- Bezanjerd-e Eslami Location within Iran
- Country: Iran
- Province: Razavi Khorasan
- County: Bakharz
- District: Central
- Rural District: Malin

Population (2016)
- • Total: 234
- Time zone: UTC+3:30 (IRST)

= Bezanjerd-e Eslami =

Village in Razavi Khorasan province, Iran

Bezanjerd-e Eslami (بزنجرداسلامي) (Note: Also romanized as Bezanjerd-e Eslāmī; also known as Bejangerd and Pezhangerd (پژنگرد)) is a village in Malin Rural District (Note: Formerly Bakharz Rural District) of the Central District of Bakharz County, Razavi Khorasan province, Iran.

==Demographics==
===Population===
At the time of the 2006 National Census, the village's population was 260 in 60 households, when it was in Bakharz Rural District (Note: Renamed Malin Rural District) of the former Bakharz District in Taybad County.

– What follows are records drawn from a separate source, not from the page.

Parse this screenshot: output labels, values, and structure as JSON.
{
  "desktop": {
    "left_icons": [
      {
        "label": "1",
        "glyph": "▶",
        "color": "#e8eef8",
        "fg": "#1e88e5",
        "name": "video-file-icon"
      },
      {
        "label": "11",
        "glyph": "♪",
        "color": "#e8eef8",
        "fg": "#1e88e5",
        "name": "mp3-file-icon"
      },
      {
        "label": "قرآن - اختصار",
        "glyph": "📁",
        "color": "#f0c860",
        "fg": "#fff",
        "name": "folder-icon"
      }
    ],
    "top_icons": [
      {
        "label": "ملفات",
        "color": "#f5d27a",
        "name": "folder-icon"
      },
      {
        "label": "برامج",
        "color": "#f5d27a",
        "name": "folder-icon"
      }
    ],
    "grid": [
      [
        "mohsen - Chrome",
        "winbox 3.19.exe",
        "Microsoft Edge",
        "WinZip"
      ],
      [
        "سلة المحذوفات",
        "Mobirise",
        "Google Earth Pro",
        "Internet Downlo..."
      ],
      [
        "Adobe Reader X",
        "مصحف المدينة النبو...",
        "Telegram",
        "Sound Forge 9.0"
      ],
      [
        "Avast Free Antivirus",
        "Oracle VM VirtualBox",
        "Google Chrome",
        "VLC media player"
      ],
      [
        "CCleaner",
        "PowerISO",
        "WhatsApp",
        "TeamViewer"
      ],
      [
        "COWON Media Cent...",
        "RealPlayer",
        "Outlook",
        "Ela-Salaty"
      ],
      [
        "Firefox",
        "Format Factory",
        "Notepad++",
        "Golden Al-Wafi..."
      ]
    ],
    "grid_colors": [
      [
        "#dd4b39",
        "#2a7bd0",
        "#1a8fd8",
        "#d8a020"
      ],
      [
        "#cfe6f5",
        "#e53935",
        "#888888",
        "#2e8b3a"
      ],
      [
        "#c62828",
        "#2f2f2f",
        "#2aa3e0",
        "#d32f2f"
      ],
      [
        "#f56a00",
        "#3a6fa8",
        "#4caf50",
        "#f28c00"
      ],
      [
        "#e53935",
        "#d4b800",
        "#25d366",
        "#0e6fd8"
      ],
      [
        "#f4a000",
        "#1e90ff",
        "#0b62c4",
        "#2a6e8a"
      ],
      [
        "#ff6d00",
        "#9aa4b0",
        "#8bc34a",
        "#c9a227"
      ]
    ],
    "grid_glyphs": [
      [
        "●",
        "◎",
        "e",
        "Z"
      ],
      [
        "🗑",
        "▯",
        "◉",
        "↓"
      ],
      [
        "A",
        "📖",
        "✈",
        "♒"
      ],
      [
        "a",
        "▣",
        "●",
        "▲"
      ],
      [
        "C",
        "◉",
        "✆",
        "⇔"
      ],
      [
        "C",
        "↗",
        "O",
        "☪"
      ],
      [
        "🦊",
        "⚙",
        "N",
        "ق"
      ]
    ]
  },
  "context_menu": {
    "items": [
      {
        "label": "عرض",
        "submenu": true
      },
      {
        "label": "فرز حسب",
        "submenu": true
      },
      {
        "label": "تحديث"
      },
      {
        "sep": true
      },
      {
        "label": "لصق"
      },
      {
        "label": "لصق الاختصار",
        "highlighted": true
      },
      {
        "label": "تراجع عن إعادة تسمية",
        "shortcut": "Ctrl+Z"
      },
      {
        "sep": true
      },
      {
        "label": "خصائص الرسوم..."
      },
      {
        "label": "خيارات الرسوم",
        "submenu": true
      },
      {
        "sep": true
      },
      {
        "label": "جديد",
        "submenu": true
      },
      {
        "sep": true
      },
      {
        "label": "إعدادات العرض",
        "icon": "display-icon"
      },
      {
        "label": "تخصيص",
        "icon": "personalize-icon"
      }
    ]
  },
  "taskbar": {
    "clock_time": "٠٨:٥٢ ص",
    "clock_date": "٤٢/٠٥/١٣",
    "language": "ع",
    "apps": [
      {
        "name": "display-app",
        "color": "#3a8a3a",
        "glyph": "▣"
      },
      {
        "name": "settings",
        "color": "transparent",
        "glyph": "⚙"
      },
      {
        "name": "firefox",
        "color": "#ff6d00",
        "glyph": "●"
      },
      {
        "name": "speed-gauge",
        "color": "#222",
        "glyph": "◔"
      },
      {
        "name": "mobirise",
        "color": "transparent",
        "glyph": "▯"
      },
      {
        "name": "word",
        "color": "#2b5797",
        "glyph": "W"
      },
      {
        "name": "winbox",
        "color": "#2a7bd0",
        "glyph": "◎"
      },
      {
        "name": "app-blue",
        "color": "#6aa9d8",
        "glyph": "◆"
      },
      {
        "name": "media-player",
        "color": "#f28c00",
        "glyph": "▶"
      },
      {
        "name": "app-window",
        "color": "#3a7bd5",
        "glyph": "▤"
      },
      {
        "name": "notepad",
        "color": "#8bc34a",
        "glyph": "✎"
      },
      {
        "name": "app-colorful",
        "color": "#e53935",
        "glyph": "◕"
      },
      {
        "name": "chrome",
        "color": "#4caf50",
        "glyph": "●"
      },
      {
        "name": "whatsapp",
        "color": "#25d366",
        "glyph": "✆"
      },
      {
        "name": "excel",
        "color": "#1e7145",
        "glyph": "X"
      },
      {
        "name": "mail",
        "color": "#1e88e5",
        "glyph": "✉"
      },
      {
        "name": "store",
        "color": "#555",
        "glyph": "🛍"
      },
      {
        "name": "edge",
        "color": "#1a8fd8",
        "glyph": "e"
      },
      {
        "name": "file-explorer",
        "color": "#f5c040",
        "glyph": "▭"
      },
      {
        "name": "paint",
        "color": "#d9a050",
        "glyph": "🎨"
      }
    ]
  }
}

The following census in 2011 counted 243 people in 63 households, by which time the district had been separated from the county in the establishment of Bakharz County. The rural district was transferred to the new Central District and renamed Malin Rural District. The 2016 census measured the population of the village as 234 people in 62 households.